Ce dernier est confronté à un cadre contraignant depuis que Margrethe Vestager, la commissaire européenne à la Concurrence, a bloqué en 2015 la fusion des activités de Telia et Telenor au Danemark et, un an plus tard, l'OPA de 10,3 milliards de livres (11,65 milliards d'euros) de CK Hutchison Holdings sur O2 en Grande-Bretagne.

La Commission jugeait alors qu'une réduction de quatre à trois du nombre d'opérateurs dans un pays entraînerait des hausses de prix, freinerait le développement des infrastructures de réseau et nuirait à l'innovation. Pour obtenir le feu vert à une fusion, les opérateurs ont donc souvent été contraints de renforcer un concurrent plus petit ou de favoriser l'émergence d'un nouvel acteur.

TELE2 MENAÇAIT DE FERMER SES ACTIVITÉS AUX PAYS-BAS

Une approche plus souple des autorités européennes serait certainement une bonne nouvelle pour le secteur, dit Ameet Patel, de Northern Trust Capital Markets.

"Si (et pour le moment, c'est toujours un si) il y a un changement en ce qui concerne la position de l'UE sur la consolidation des opérateurs télécoms, cela ne pourrait pas arriver à un meilleur moment, au regard des dépenses pour les fréquences sur la 5G et son déploiement", juge-t-il.

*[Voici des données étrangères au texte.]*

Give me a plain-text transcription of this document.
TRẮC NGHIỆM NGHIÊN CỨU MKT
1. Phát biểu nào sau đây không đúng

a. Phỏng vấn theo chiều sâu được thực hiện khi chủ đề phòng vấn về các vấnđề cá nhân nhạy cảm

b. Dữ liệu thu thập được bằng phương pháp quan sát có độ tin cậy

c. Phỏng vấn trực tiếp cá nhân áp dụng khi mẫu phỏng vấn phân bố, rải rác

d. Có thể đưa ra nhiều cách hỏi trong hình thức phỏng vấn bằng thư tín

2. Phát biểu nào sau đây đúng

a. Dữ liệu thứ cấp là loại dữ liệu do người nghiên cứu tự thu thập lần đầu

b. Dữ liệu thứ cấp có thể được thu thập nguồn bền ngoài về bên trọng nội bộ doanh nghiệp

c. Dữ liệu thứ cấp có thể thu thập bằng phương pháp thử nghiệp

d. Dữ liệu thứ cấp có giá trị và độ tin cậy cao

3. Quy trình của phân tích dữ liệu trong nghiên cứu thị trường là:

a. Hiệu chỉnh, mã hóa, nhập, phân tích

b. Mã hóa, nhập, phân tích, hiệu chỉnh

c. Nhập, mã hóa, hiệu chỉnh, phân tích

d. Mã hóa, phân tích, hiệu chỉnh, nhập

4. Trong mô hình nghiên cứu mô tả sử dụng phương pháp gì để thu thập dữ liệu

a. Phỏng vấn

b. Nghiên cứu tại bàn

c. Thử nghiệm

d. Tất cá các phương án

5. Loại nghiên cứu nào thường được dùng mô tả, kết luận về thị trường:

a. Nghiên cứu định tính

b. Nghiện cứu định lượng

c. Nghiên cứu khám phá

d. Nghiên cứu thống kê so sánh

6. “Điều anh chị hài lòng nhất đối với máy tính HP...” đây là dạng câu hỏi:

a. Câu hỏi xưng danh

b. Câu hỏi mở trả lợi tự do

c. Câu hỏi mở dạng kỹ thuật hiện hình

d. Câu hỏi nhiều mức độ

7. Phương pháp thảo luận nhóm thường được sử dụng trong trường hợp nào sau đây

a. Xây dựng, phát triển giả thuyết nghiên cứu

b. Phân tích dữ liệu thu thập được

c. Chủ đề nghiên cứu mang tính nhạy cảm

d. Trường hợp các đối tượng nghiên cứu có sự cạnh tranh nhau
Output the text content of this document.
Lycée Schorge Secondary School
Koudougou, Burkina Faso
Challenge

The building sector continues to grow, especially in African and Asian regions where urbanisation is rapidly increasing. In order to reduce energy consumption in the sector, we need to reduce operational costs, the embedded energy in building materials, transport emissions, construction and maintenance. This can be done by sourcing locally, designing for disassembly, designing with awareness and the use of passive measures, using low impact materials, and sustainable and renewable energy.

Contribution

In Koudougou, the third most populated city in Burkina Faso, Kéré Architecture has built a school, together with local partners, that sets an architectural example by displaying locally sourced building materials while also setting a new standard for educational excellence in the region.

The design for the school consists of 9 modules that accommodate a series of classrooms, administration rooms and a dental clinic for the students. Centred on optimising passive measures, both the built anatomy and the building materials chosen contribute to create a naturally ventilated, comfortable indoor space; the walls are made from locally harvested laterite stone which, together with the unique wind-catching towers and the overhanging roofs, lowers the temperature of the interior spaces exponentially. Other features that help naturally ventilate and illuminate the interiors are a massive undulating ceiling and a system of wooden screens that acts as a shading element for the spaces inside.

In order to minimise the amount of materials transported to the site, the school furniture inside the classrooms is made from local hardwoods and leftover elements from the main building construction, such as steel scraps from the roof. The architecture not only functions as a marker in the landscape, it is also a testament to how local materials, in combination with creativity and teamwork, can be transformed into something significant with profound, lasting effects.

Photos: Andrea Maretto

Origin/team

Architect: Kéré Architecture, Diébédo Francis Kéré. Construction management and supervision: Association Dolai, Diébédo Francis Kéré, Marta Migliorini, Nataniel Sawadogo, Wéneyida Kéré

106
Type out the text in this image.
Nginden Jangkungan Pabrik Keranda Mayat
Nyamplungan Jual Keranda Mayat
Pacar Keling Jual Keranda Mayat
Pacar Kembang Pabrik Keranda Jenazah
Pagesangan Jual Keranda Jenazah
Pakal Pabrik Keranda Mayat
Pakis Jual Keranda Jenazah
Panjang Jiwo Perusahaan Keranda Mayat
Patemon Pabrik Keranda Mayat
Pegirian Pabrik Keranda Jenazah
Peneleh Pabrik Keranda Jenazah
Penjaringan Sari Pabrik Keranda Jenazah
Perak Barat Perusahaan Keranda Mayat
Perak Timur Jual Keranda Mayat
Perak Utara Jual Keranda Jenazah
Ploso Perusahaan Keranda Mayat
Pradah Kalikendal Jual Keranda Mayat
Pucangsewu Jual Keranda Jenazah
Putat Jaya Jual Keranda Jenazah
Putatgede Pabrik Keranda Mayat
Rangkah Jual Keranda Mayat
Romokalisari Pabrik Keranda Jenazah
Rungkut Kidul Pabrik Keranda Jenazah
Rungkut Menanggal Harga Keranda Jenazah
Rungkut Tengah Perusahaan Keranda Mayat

"Laisser cette consolidation se faire est une manière évidente d'inciter les opérateurs télécoms à investir suffisamment pour être en phase avec le basculement du monde vers la 5G", ajoute-t-il.

"Le marché cible qui vient immédiatement à l'esprit, c'est la France. Parmi les autres, on pourrait citer le Royaume-Uni, la Suisse et l'Espagne."

Dans une note, Barclays écrit pour sa part que l'Europe pourrait connaître une vague de fusions et acquisitions après l'accord entre Deutsche Telekom et Tele2.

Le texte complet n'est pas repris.